Thursday, July 10, 2008

What Are the Best Back Exercises?

Awesome Exercises For Developing A Strong Back
Strengthening back musculature not only contributes to good posture but also reduces the incidence of back injuries, a leading cause of missed work in this country.
When considering what exercises to use, it’s obvious that we can perform many different movements to strengthen a target muscle or group of muscles; however for the sake of maximizing both time and energy some exercises are more efficient.
As a personal trainer I aim to get the most production in the shortest amount of time by utilizing exercises that produce the greatest amount of muscle involvement and stimulation, thus the greatest amount of benefit. When working the back, the exercises that produce the most muscle stimulation are:
Upper Back
Wide Grip Pull Ups
Grab an overhead bar with both hands at least twice shoulder width, palms facing out.
Pull yourself up focusing on pulling elbows toward sides until chin is over bar.
Slowly lower body to start position and repeat pull up sequence fro desired number of repetitions.
Dumb-bell rows
With a set of dumb-bells in hand, bend at waist keeping back straight.
With elbows away from body and knuckles facing forward, squeeze lats together as you pull dumb-bells up toward shoulders.
Slowly lower weight to starting position and repeat sequence for desired number of repetitions.
Rows can be done with a bar as well.
Reverse Dumb-bell Flys
With a set of dumb-bells in hand, bend at waist keeping back straight.
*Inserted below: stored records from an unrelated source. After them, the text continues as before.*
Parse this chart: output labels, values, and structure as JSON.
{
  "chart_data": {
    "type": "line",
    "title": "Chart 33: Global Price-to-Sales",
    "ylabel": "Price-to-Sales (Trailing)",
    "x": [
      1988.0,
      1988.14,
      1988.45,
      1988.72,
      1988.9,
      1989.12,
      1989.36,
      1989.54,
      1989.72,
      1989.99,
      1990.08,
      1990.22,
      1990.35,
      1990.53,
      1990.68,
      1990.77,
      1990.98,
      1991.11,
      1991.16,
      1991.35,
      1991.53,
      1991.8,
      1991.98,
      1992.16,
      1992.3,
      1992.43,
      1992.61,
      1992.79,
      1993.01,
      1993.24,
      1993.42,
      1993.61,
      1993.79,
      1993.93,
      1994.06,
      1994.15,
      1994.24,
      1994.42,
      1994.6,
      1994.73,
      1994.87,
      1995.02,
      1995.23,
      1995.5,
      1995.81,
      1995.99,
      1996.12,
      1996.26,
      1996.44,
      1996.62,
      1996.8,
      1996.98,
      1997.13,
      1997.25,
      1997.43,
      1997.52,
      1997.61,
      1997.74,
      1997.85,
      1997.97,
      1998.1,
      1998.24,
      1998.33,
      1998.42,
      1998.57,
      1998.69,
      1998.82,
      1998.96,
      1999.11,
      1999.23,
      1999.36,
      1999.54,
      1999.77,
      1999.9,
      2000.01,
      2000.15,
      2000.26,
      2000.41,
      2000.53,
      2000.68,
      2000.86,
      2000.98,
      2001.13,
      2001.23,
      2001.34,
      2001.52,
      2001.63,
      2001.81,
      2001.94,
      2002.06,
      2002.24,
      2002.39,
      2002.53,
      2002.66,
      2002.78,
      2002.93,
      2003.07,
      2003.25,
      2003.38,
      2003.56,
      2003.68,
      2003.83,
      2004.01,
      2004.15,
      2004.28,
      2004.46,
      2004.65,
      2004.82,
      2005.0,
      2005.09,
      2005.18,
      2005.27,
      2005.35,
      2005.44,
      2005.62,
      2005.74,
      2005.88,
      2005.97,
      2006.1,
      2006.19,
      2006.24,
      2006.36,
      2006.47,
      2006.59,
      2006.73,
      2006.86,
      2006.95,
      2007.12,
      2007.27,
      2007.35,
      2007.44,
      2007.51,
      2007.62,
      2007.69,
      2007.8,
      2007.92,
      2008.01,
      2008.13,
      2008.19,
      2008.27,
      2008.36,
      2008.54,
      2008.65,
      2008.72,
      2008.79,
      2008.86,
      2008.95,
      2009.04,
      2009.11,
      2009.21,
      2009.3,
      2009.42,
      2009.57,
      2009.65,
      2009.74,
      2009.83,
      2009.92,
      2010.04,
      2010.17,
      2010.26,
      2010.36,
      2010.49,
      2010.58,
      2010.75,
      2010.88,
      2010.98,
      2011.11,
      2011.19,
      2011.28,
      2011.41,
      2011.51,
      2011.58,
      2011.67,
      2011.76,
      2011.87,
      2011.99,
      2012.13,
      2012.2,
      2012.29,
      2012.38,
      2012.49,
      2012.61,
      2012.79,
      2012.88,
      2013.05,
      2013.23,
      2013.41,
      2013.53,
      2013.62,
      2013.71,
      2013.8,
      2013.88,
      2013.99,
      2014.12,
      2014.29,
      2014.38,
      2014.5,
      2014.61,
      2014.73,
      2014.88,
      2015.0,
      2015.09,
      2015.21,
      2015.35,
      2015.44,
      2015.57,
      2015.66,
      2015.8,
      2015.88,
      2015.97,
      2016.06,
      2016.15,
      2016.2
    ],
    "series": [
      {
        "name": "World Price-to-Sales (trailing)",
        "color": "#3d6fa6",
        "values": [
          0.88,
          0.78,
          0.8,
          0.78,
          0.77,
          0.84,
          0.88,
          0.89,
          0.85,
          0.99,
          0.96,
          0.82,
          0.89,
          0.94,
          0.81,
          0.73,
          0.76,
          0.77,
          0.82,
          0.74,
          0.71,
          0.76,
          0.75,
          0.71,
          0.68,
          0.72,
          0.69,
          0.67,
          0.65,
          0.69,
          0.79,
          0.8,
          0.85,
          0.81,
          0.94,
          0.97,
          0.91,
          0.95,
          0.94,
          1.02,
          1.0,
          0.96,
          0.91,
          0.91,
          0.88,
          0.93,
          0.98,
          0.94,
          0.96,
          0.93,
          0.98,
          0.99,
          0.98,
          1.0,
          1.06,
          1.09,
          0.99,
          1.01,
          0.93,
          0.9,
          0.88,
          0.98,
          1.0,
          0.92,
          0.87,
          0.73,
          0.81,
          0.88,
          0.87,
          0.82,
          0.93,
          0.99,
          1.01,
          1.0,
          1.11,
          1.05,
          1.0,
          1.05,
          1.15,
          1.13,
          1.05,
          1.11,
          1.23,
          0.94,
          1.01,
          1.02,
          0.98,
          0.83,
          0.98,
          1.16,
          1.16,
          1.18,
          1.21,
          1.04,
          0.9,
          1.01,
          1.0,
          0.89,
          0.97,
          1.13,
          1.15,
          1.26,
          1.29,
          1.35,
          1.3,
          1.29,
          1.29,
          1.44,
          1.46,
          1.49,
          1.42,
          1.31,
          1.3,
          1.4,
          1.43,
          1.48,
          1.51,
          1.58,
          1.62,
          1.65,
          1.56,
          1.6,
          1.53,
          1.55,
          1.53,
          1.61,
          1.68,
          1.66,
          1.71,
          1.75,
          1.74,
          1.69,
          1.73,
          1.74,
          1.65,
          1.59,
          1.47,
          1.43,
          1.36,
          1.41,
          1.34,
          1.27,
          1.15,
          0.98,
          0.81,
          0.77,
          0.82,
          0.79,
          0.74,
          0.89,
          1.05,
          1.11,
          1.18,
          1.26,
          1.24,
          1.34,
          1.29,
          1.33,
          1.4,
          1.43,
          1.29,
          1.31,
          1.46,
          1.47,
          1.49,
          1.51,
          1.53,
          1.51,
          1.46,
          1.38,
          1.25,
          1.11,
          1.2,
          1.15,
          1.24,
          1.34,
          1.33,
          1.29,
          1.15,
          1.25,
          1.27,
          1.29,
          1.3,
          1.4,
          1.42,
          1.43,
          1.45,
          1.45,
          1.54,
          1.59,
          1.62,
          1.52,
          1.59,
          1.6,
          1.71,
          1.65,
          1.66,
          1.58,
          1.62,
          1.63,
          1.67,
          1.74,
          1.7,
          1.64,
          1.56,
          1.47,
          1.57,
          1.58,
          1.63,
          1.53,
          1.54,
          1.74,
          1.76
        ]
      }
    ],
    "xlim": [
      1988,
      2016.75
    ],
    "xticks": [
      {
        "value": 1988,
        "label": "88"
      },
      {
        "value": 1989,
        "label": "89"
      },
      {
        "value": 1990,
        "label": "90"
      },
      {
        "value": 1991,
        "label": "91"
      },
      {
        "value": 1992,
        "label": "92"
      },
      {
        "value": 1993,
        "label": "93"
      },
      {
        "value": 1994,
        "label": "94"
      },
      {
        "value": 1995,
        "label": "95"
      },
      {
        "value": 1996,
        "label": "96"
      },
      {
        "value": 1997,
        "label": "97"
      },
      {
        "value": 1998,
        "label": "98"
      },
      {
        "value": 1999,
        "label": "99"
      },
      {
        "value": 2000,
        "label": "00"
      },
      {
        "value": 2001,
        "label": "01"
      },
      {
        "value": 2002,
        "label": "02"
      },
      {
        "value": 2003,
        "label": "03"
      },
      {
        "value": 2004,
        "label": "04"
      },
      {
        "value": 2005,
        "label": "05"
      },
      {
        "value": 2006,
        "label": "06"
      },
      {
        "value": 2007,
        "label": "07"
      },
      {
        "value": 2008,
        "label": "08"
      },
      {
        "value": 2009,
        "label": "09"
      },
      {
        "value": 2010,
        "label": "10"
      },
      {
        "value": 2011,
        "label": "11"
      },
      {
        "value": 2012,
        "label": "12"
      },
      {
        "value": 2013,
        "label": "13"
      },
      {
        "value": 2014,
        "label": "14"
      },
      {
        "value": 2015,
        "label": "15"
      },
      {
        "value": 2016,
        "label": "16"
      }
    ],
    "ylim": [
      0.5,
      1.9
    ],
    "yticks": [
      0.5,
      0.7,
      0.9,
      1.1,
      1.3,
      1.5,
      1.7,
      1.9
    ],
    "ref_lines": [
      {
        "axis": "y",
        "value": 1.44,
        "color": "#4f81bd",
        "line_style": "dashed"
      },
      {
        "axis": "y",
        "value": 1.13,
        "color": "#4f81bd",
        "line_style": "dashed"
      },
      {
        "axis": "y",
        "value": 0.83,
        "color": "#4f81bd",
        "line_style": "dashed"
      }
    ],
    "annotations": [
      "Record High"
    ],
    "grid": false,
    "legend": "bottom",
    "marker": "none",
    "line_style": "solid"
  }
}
With palms facing each other, separate weights in a reverse fly motion until hands reach shoulder level.
Slowly lower weight to starting position and repeat sequence for desired number of repetitions.
This exercise can be executed using the cable-cross machine as well
Lower back
Dead-lifts
Bend at waist grasping a bar. Knees should be slightly bent and back should be straight.
Slowly straighten up pulling weight with lower back until you reach a standing position.
Slowly lower weight while keeping back straight by bend at waist until back is about parallel to the floor.
Repeat sequence for desired number of repetitions.
This exercise can be executed with dumb-bells as well.
Supermans
Lie on floor or mat on your stomach with body outstretched and arms at sides.
Tighten hamstrings, glutes and erectors as you simultaneously lift chest and legs from the floor.
Legs should be almost completely straight as you lift them from floor.
Hold position for 3 to 5 seconds and release.
Repeat sequence for desired number of repetitions.
There are of course a number of back exercises that can be performed. These are some the most effective exercises for targeting all muscles of the back. I do recommend adding other back exercises to your routine from time to time to keep your routine fresh and interesting.